In Meyer v. Portfolio Recovery Associates LLC, plaintiff Jesse Meyer (Meyer), on behalf of himself and a putative class, alleged that debt collection service Portfolio Recovery Associates (PRA) violated the federal Telephone Consumer Protection Act (TCPA) by using an automated dialer to call debtors' cell phones without obtaining prior express consent. Meyer moved for a preliminary injunction and provisional class certification. The district court granted the motion. On October 12, 2012, the Ninth Circuit affirmed. This is the first case in which the Ninth Circuit has considered the issue of class certification under the TCPA.

The class was defined as all California persons PRA contacted using a cell phone number that PRA did not obtain from either the creditor or the debtor. In provisionally certifying this class, the Ninth Circuit held that Meyer had met the requirements of Federal Rule of Civil Procedure 23(a). PRA had argued that individualized issues of consent precluded a finding of typicality or commonality because some debtors might have agreed to be contacted at any telephone number, including telephone numbers obtained after the original transactions related to the debts. The Ninth Circuit disagreed, holding that under the TCPA, "prior express consent is deemed granted only if the wireless telephone number was provided by the consumer to the creditor, and only if it was provided at the time of the transaction that resulted in the debt at issue." Thus, even if consumers provided their cell phone numbers to creditors after the original transactions, they "are not deemed to have consented to be contacted at those numbers for purposes of the TCPA."

PRA had also argued that the proposed class was overbroad because it might include debtors who had provided express consent to be contacted on their cell phones but whose telephone numbers had been obtained through skip-tracing, the process of gathering and verifying new consumer information. The court was not persuaded, noting that PRA had not identified a single instance in which a debtor had given a cell phone number to a creditor that PRA had also found through skip-tracing. Further, the evidence suggested that cell phone numbers found through skip-tracing were unlikely to have been provided by debtors. PRA's practice was to contact debtors using information received from creditors and to use skip-tracing only if the debtors could not be reached using existing information.

The Ninth Circuit also reaffirmed its holding in Satterfield v. Simon & Schuster, Inc., 569 F.3d 946 (9th Cir. 2009) that the mere capacity-not ability-of PRA's predictive dialers to store, produce, or call random or sequential numbers was sufficient to constitute an "automatic telephone dialing system" under the statute. A predictive dialer is equipment that dials numbers and, with certain computer software, can assist telemarketers in predicting when a sales agent will become available to receive telephone calls.

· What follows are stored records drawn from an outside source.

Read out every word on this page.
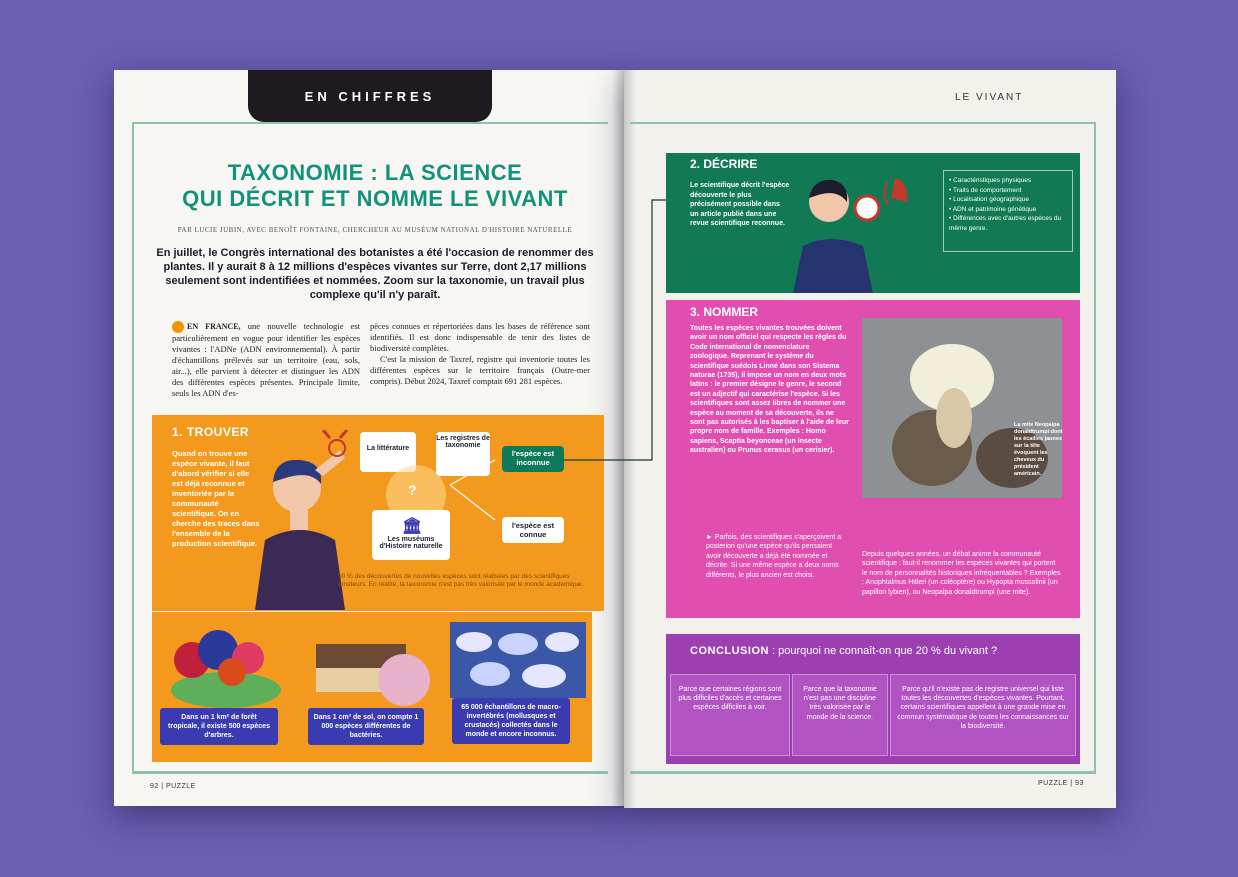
EN CHIFFRES	LE VIVANT
TAXONOMIE : LA SCIENCE
QUI DÉCRIT ET NOMME LE VIVANT
PAR LUCIE JUBIN, AVEC BENOÎT FONTAINE, CHERCHEUR AU MUSÉUM NATIONAL D'HISTOIRE NATURELLE
En juillet, le Congrès international des botanistes a été l'occasion de renommer des plantes. Il y aurait 8 à 12 millions d'espèces vivantes sur Terre, dont 2,17 millions seulement sont indentifiées et nommées. Zoom sur la taxonomie, un travail plus complexe qu'il n'y paraît.
EN FRANCE, une nouvelle technologie est particulièrement en vogue pour identifier les espèces vivantes : l'ADNe (ADN environnemental). À partir d'échantillons prélevés sur un territoire (eau, sols, air...), elle parvient à détecter et distinguer les ADN des différentes espèces présentes. Principale limite, seuls les ADN d'es-

pèces connues et répertoriées dans les bases de référence sont identifiés. Il est donc indispensable de tenir des listes de biodiversité complètes.

C'est la mission de Taxref, registre qui inventorie toutes les différentes espèces sur le territoire français (Outre-mer compris). Début 2024, Taxref comptait 691 281 espèces.

1. TROUVER
Quand on trouve une espèce vivante, il faut d'abord vérifier si elle est déjà reconnue et inventoriée par la communauté scientifique. On en cherche des traces dans l'ensemble de la production scientifique.
La littérature
Les registres de taxonomie
?
🏛
Les muséums d'Histoire naturelle
l'espèce est inconnue
l'espèce est connue
50 % des découvertes de nouvelles espèces sont réalisées par des scientifiques amateurs. En réalité, la taxonomie n'est pas très valorisée par le monde académique.
Dans un 1 km² de forêt tropicale, il existe 500 espèces d'arbres.
Dans 1 cm³ de sol, on compte 1 000 espèces différentes de bactéries.
65 000 échantillons de macro-invertébrés (mollusques et crustacés) collectés dans le monde et encore inconnus.
2. DÉCRIRE
Le scientifique décrit l'espèce découverte le plus précisément possible dans un article publié dans une revue scientifique reconnue.
• Caractéristiques physiques
• Traits de comportement
• Localisation géographique
• ADN et patrimoine génétique
• Différences avec d'autres espèces du même genre.
3. NOMMER
Toutes les espèces vivantes trouvées doivent avoir un nom officiel qui respecte les règles du Code international de nomenclature zoologique. Reprenant le système du scientifique suédois Linné dans son Sistema naturae (1735), il impose un nom en deux mots latins : le premier désigne le genre, le second est un adjectif qui caractérise l'espèce. Si les scientifiques sont assez libres de nommer une espèce au moment de sa découverte, ils ne sont pas autorisés à les baptiser à l'aide de leur propre nom de famille. Exemples : Homo sapiens, Scaptia beyonceae (un insecte australien) ou Prunus cerasus (un cerisier).
La mite Neopalpa donaldtrumpi dont les écailles jaunes sur la tête évoquent les cheveux du président américain.
► Parfois, des scientifiques s'aperçoivent a posteriori qu'une espèce qu'ils pensaient avoir découverte a déjà été nommée et décrite. Si une même espèce a deux noms différents, le plus ancien est choisi.
Depuis quelques années, un débat anime la communauté scientifique : faut-il renommer les espèces vivantes qui portent le nom de personnalités historiques infréquentables ? Exemples : Anophtalmus Hitleri (un coléoptère) ou Hypopta mussolinii (un papillon lybien), ou Neopalpa donaldtrumpi (une mite).
CONCLUSION : pourquoi ne connaît-on que 20 % du vivant ?
Parce que certaines régions sont plus difficiles d'accès et certaines espèces difficiles à voir.
Parce que la taxonomie n'est pas une discipline très valorisée par le monde de la science.
Parce qu'il n'existe pas de registre universel qui liste toutes les découvertes d'espèces vivantes. Pourtant, certains scientifiques appellent à une grande mise en commun systématique de toutes les connaissances sur la biodiversité.
92 | PUZZLE	PUZZLE | 93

Last, the Ninth Circuit rejected PRA's "as applied" due process challenge to the TCPA, the basis of which was not clear. The court held that prohibiting the use of automatic dialers to dial cell phones without prior express consent is a rational means of achieving one of Congress' primary goals in enacting the TCPA-to protect the right to privacy; thus, PRA had no valid due process challenge. This is not the first time the Ninth Circuit has rejected a constitutional challenge to the TCPA. See Moser v. FCC, 46 F.3d 970 (9th Cir. 1995) (provision in the TCPA banning automated, prerecorded calls to residences does not violate the First Amendment).

The Ninth Circuit's interpretation of "prior express consent" under the TCPA suggests that creditors and debt collectors cannot use cell phone numbers they receive from sources other than the debtors. Meyer seems to make clear that creditors and debt collectors must verify that debtors provided their cell phone numbers and that the numbers were provided at the time of the transactions related to the debts before contact is made using an automated or predictive dialer. That said, however, creditors or debt collectors may still use skip-tracing or later-acquired cell phone numbers voluntarily provided by debtors to contact debtors if a live operator dials the numbers. Creditors and debt collectors should also be able to use later-provided cell phone numbers from debtors provided they obtain subsequent express authorization from debtors to contact them at these new numbers for purposes of debt collection.

Given the transient nature of borrowers in the current economic climate, creditors and debt collectors should expressly request that consumers provide cell phone numbers at the time of the transactions resulting in the debts (e.g., through documentation such as purchase agreements, sales slips, and credit applications) and provide clear notice to consumers that they may be contacted at these numbers in connection with their debts. For cell phone numbers later provided by debtors, it is imperative that creditors and debt collectors make clear that they may be contacted at these numbers for purposes of debt collection and that creditors and debt collectors obtain subsequent express consent in writing.